Question

In an article in the Journal of Management, Joseph Martocchio studied and estimated the costs of employee absences. Based on a sample of 176 blue-collar workers, Martocchio estimated that the mean amount of paid time lost during a three-month period was 1.4 days per employee with a standard deviation of 1.2 days. Martocchio also estimated that the mean amount of unpaid time lost during a three-month period was 1.2 day per employee with a standard deviation of 1.6 days. Suppose we randomly select a sample of 100 blue-collar workers. Based on Martocchio’s estimates:

(a) What is the probability that the average amount of paid time lost during a three-month period for the 100 blue-collar workers will exceed 1.5 days? (Use the rounded mean and standard error to compute the rounded Z-score used to find the probability. Round means to 1 decimal place, standard deviations to 2 decimal places, and probabilities to 4 decimal places. Round z-value to 2 decimal places.)

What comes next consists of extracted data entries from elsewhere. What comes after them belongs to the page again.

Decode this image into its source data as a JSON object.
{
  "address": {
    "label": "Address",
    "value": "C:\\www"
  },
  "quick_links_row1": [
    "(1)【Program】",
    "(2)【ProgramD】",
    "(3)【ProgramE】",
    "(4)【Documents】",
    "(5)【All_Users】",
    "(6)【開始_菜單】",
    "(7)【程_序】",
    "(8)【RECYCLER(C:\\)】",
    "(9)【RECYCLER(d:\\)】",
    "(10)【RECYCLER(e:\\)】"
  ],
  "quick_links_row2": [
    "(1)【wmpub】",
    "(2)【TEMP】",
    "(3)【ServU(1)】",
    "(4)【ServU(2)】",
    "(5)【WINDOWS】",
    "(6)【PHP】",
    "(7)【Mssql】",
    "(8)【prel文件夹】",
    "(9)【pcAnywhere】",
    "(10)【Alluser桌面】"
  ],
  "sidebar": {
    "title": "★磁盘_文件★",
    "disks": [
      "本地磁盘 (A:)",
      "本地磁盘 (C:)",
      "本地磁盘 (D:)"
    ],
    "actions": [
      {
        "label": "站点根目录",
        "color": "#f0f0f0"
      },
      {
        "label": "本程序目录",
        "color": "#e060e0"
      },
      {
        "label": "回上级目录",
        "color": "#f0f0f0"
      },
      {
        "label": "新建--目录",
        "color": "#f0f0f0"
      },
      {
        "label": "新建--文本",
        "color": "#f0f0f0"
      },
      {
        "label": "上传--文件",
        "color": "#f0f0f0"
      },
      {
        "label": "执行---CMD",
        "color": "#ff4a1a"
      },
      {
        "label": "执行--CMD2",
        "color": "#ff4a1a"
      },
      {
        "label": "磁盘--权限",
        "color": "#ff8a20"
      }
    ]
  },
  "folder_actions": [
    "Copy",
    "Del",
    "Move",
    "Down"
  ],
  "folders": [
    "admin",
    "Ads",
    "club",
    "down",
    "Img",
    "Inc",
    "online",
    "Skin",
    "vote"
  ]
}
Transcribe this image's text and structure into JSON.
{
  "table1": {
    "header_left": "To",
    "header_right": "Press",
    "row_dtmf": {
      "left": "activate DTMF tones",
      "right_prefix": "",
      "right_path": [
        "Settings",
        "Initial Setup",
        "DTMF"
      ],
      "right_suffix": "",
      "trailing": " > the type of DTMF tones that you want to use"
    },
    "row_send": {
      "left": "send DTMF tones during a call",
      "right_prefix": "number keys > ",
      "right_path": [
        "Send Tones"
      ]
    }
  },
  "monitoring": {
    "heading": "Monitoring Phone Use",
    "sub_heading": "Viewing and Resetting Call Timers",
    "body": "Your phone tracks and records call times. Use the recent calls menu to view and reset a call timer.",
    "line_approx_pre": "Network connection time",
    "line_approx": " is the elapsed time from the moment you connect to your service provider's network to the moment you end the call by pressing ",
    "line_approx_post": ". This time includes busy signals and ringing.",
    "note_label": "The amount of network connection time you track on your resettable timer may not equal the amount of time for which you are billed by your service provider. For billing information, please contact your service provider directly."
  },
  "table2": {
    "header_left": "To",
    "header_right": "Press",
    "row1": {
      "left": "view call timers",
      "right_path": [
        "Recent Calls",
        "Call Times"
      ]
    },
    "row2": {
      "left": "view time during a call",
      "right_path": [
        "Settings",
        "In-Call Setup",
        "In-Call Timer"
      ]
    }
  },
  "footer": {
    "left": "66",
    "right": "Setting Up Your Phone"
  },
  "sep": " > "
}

(b) What is the probability that the average amount of unpaid time lost during a three-month period for the 100 blue-collar workers will exceed 1.5 days? (Use the rounded mean and standard error to compute the rounded Z-score used to find the probability. Round standard deviations to 2 decimal places and probabilities to 4 decimal places. Round z-value to 2 decimal places.)

Answer 1

a)

Here, μ = 1.4, σ = 0.09 and x = 1.5. We need to compute P(X >= 1.5). The corresponding z-value is calculated using Central Limit Theorem

z = (x - μ)/σ
z = (1.5 - 1.4)/0.09 = 1.11

Therefore,
P(X >= 1.5) = P(z <= (1.5 - 1.4)/0.09)
= P(z >= 1.11)
= 1 - 0.8665 = 0.1335

b)

Here, μ = 1.2, σ = 0.16 and x = 1.5. We need to compute P(X >= 1.5). The corresponding z-value is calculated using Central Limit Theorem

z = (x - μ)/σ
z = (1.5 - 1.2)/0.16 = 1.88

Therefore,
P(X >= 1.5) = P(z <= (1.5 - 1.2)/0.16)
= P(z >= 1.88)
= 1 - 0.9699 = 0.0301